Sandoz Ranluspec Biosimilar to Lucentis Approved by European Commission

Tuesday, February 24, 2026

On February 23, 2026, Sandoz announced a significant milestone in the European biosimilars market with the European Commission's approval of Ranluspec®, a biosimilar referencing Genentech's Lucentis® (ranibizumab). This approval, highlighted in Pearce IP's BioBlast® report for the week ending February 20, 2026, but dated February 23, positions Sandoz and its partner Lupin as key players in expanding access to affordable biologic therapies for retinal diseases across the EU.
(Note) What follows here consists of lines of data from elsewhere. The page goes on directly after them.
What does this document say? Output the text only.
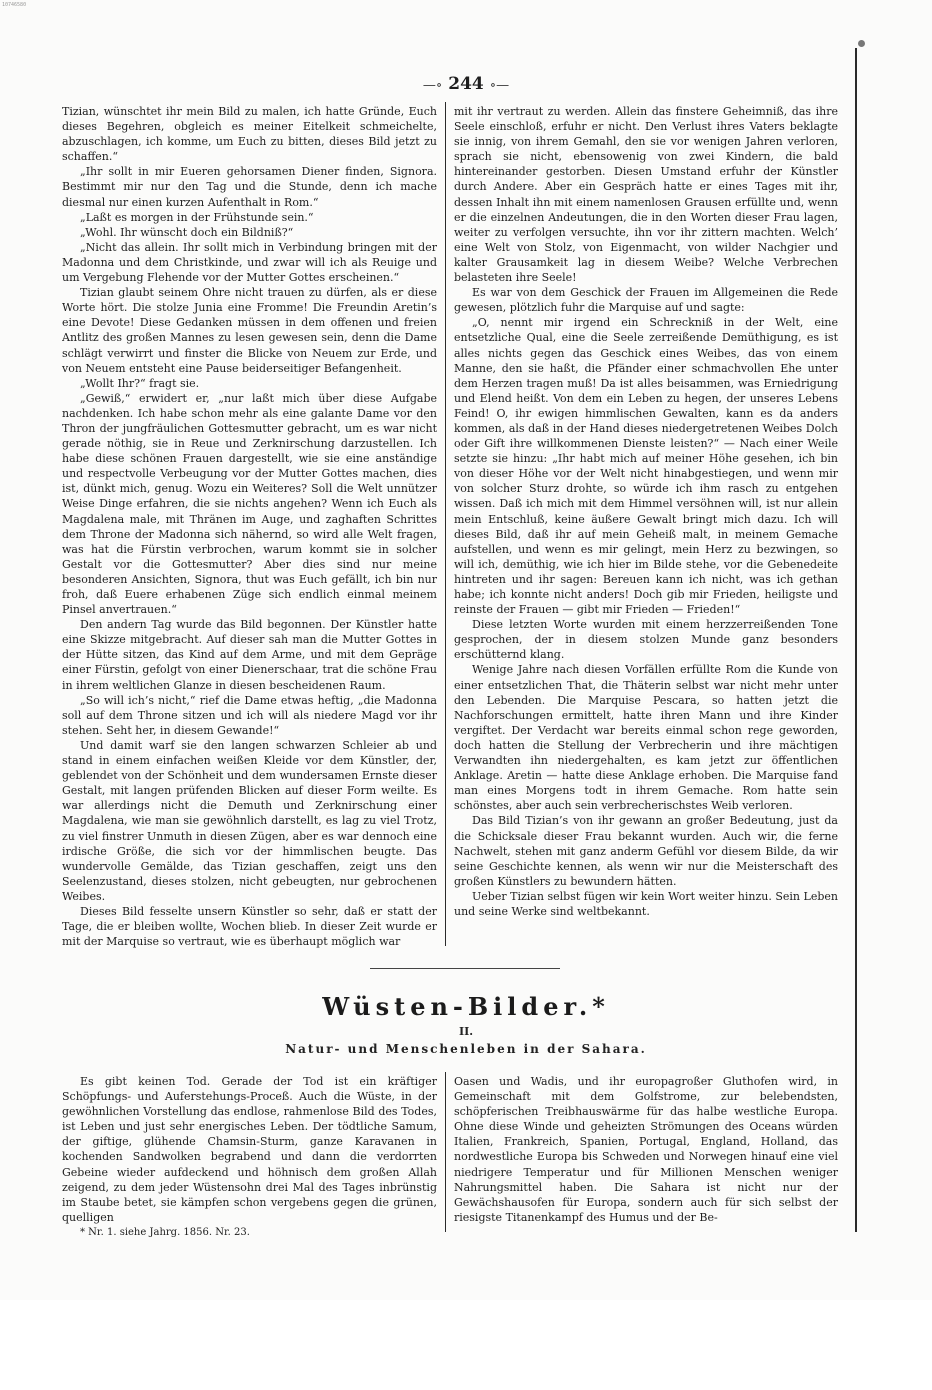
10746580
—∘ 244 ∘—

Tizian, wünschtet ihr mein Bild zu malen, ich hatte Gründe, Euch dieses Begehren, obgleich es meiner Eitelkeit schmeichelte, abzuschlagen, ich komme, um Euch zu bitten, dieses Bild jetzt zu schaffen.“

„Ihr sollt in mir Eueren gehorsamen Diener finden, Signora. Bestimmt mir nur den Tag und die Stunde, denn ich mache diesmal nur einen kurzen Aufenthalt in Rom.“

„Laßt es morgen in der Frühstunde sein.“

„Wohl. Ihr wünscht doch ein Bildniß?“

„Nicht das allein. Ihr sollt mich in Verbindung bringen mit der Madonna und dem Christkinde, und zwar will ich als Reuige und um Vergebung Flehende vor der Mutter Gottes erscheinen.“

Tizian glaubt seinem Ohre nicht trauen zu dürfen, als er diese Worte hört. Die stolze Junia eine Fromme! Die Freundin Aretin’s eine Devote! Diese Gedanken müssen in dem offenen und freien Antlitz des großen Mannes zu lesen gewesen sein, denn die Dame schlägt verwirrt und finster die Blicke von Neuem zur Erde, und von Neuem entsteht eine Pause beiderseitiger Befangenheit.

„Wollt Ihr?“ fragt sie.

„Gewiß,“ erwidert er, „nur laßt mich über diese Aufgabe nachdenken. Ich habe schon mehr als eine galante Dame vor den Thron der jungfräulichen Gottesmutter gebracht, um es war nicht gerade nöthig, sie in Reue und Zerknirschung darzustellen. Ich habe diese schönen Frauen dargestellt, wie sie eine anständige und respectvolle Verbeugung vor der Mutter Gottes machen, dies ist, dünkt mich, genug. Wozu ein Weiteres? Soll die Welt unnützer Weise Dinge erfahren, die sie nichts angehen? Wenn ich Euch als Magdalena male, mit Thränen im Auge, und zaghaften Schrittes dem Throne der Madonna sich nähernd, so wird alle Welt fragen, was hat die Fürstin verbrochen, warum kommt sie in solcher Gestalt vor die Gottesmutter? Aber dies sind nur meine besonderen Ansichten, Signora, thut was Euch gefällt, ich bin nur froh, daß Euere erhabenen Züge sich endlich einmal meinem Pinsel anvertrauen.“

Den andern Tag wurde das Bild begonnen. Der Künstler hatte eine Skizze mitgebracht. Auf dieser sah man die Mutter Gottes in der Hütte sitzen, das Kind auf dem Arme, und mit dem Gepräge einer Fürstin, gefolgt von einer Dienerschaar, trat die schöne Frau in ihrem weltlichen Glanze in diesen bescheidenen Raum.

„So will ich’s nicht,“ rief die Dame etwas heftig, „die Madonna soll auf dem Throne sitzen und ich will als niedere Magd vor ihr stehen. Seht her, in diesem Gewande!“

Und damit warf sie den langen schwarzen Schleier ab und stand in einem einfachen weißen Kleide vor dem Künstler, der, geblendet von der Schönheit und dem wundersamen Ernste dieser Gestalt, mit langen prüfenden Blicken auf dieser Form weilte. Es war allerdings nicht die Demuth und Zerknirschung einer Magdalena, wie man sie gewöhnlich darstellt, es lag zu viel Trotz, zu viel finstrer Unmuth in diesen Zügen, aber es war dennoch eine irdische Größe, die sich vor der himmlischen beugte. Das wundervolle Gemälde, das Tizian geschaffen, zeigt uns den Seelenzustand, dieses stolzen, nicht gebeugten, nur gebrochenen Weibes.

Dieses Bild fesselte unsern Künstler so sehr, daß er statt der Tage, die er bleiben wollte, Wochen blieb. In dieser Zeit wurde er mit der Marquise so vertraut, wie es überhaupt möglich war

mit ihr vertraut zu werden. Allein das finstere Geheimniß, das ihre Seele einschloß, erfuhr er nicht. Den Verlust ihres Vaters beklagte sie innig, von ihrem Gemahl, den sie vor wenigen Jahren verloren, sprach sie nicht, ebensowenig von zwei Kindern, die bald hintereinander gestorben. Diesen Umstand erfuhr der Künstler durch Andere. Aber ein Gespräch hatte er eines Tages mit ihr, dessen Inhalt ihn mit einem namenlosen Grausen erfüllte und, wenn er die einzelnen Andeutungen, die in den Worten dieser Frau lagen, weiter zu verfolgen versuchte, ihn vor ihr zittern machten. Welch’ eine Welt von Stolz, von Eigenmacht, von wilder Nachgier und kalter Grausamkeit lag in diesem Weibe? Welche Verbrechen belasteten ihre Seele!

Es war von dem Geschick der Frauen im Allgemeinen die Rede gewesen, plötzlich fuhr die Marquise auf und sagte:

„O, nennt mir irgend ein Schreckniß in der Welt, eine entsetzliche Qual, eine die Seele zerreißende Demüthigung, es ist alles nichts gegen das Geschick eines Weibes, das von einem Manne, den sie haßt, die Pfänder einer schmachvollen Ehe unter dem Herzen tragen muß! Da ist alles beisammen, was Erniedrigung und Elend heißt. Von dem ein Leben zu hegen, der unseres Lebens Feind! O, ihr ewigen himmlischen Gewalten, kann es da anders kommen, als daß in der Hand dieses niedergetretenen Weibes Dolch oder Gift ihre willkommenen Dienste leisten?“ — Nach einer Weile setzte sie hinzu: „Ihr habt mich auf meiner Höhe gesehen, ich bin von dieser Höhe vor der Welt nicht hinabgestiegen, und wenn mir von solcher Sturz drohte, so würde ich ihm rasch zu entgehen wissen. Daß ich mich mit dem Himmel versöhnen will, ist nur allein mein Entschluß, keine äußere Gewalt bringt mich dazu. Ich will dieses Bild, daß ihr auf mein Geheiß malt, in meinem Gemache aufstellen, und wenn es mir gelingt, mein Herz zu bezwingen, so will ich, demüthig, wie ich hier im Bilde stehe, vor die Gebenedeite hintreten und ihr sagen: Bereuen kann ich nicht, was ich gethan habe; ich konnte nicht anders! Doch gib mir Frieden, heiligste und reinste der Frauen — gibt mir Frieden — Frieden!“

Diese letzten Worte wurden mit einem herzzerreißenden Tone gesprochen, der in diesem stolzen Munde ganz besonders erschütternd klang.

Wenige Jahre nach diesen Vorfällen erfüllte Rom die Kunde von einer entsetzlichen That, die Thäterin selbst war nicht mehr unter den Lebenden. Die Marquise Pescara, so hatten jetzt die Nachforschungen ermittelt, hatte ihren Mann und ihre Kinder vergiftet. Der Verdacht war bereits einmal schon rege geworden, doch hatten die Stellung der Verbrecherin und ihre mächtigen Verwandten ihn niedergehalten, es kam jetzt zur öffentlichen Anklage. Aretin — hatte diese Anklage erhoben. Die Marquise fand man eines Morgens todt in ihrem Gemache. Rom hatte sein schönstes, aber auch sein verbrecherischstes Weib verloren.

Das Bild Tizian’s von ihr gewann an großer Bedeutung, just da die Schicksale dieser Frau bekannt wurden. Auch wir, die ferne Nachwelt, stehen mit ganz anderm Gefühl vor diesem Bilde, da wir seine Geschichte kennen, als wenn wir nur die Meisterschaft des großen Künstlers zu bewundern hätten.

Ueber Tizian selbst fügen wir kein Wort weiter hinzu. Sein Leben und seine Werke sind weltbekannt.

Wüsten-Bilder.*
II.
Natur- und Menschenleben in der Sahara.

Es gibt keinen Tod. Gerade der Tod ist ein kräftiger Schöpfungs- und Auferstehungs-Proceß. Auch die Wüste, in der gewöhnlichen Vorstellung das endlose, rahmenlose Bild des Todes, ist Leben und just sehr energisches Leben. Der tödtliche Samum, der giftige, glühende Chamsin-Sturm, ganze Karavanen in kochenden Sandwolken begrabend und dann die verdorrten Gebeine wieder aufdeckend und höhnisch dem großen Allah zeigend, zu dem jeder Wüstensohn drei Mal des Tages inbrünstig im Staube betet, sie kämpfen schon vergebens gegen die grünen, quelligen

* Nr. 1. siehe Jahrg. 1856. Nr. 23.

Oasen und Wadis, und ihr europagroßer Gluthofen wird, in Gemeinschaft mit dem Golfstrome, zur belebendsten, schöpferischen Treibhauswärme für das halbe westliche Europa. Ohne diese Winde und geheizten Strömungen des Oceans würden Italien, Frankreich, Spanien, Portugal, England, Holland, das nordwestliche Europa bis Schweden und Norwegen hinauf eine viel niedrigere Temperatur und für Millionen Menschen weniger Nahrungsmittel haben. Die Sahara ist nicht nur der Gewächshausofen für Europa, sondern auch für sich selbst der riesigste Titanenkampf des Humus und der Be-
Ranluspec targets neovascular age-related macular degeneration (nAMD), diabetic macular edema (DME), and other retinal conditions previously dominated by the originator product. Lucentis, a monoclonal antibody fragment inhibiting vascular endothelial growth factor (VEGF), has been a blockbuster since its 2007 launch, generating billions in sales. Biosimilars like Ranluspec are critical for reducing treatment costs, which can exceed €10,000 per patient annually, thereby enhancing healthcare sustainability amid rising demand from aging populations.

The approval follows rigorous regulatory review under the European Medicines Agency (EMA) pathway for biosimilars, demonstrating similarity in quality, safety, and efficacy through comparative clinical studies, pharmacokinetics, and immunogenicity assessments. Sandoz's track record in biosimilars, with over 20 approvals globally, underscores its manufacturing expertise at facilities compliant with EU Good Manufacturing Practices (GMP). This launch aligns with the EU's push for generics and biosimilars under the Pharma Package reforms, aiming to balance innovation incentives with affordability.

Market analysts project biosimilars capturing 60-70% of the ranibizumab market within three years post-entry, driven by payer preferences and hospital tendering. Lupin's involvement leverages its R&D strengths in complex injectables, potentially accelerating commercialization. This development bolsters Europe's biosimilars ecosystem, supporting Strategy category goals by fostering competition and investment in biomanufacturing.

Broader implications include pressure on originators to innovate while enabling patient access. Sandoz plans a phased rollout starting Q2 2026, targeting high-volume markets like Germany and France. Industry experts view this as a catalyst for further ophthalmic biosimilars, addressing a €2.5 billion EU segment. Regulatory changes, such as simplified MDR pathways, indirectly support supply chain robustness for these cold-chain biologics.

In the context of EU Biotech Act proposals, such approvals exemplify risk-proportionate regulation enhancing competitiveness. Sandoz's expansion in Europe reflects strategic investments in capacity, with new fill-finish lines in Kundl, Austria. This approval coincides with coalition efforts like the European Life Sciences Coalition to mobilize €24 billion in VC for scale-ups.

Challenges remain, including physician adoption and anti-VEGF market dynamics, but data from prior biosimilars like Byooviz show 30% uptake within months. Sandoz's pharmacovigilance commitments ensure post-marketing safety. This event reinforces Europe's leadership in biosimilars, projected to save €20 billion annually by 2025 per IQVIA. Stakeholders anticipate accelerated R&D in next-gen ophthalmics, integrating digital health for personalized dosing.

Ultimately, Ranluspec's approval advances Clinical Trials and Biotechnology categories by validating interchangeability, influencing generics policies. It signals a maturing EU market ready for complex biologics, with implications for supply chain innovations in pharma equipment for sterile injectables. As executives strategize, this underscores the need for agile partnerships in a reform-driven landscape.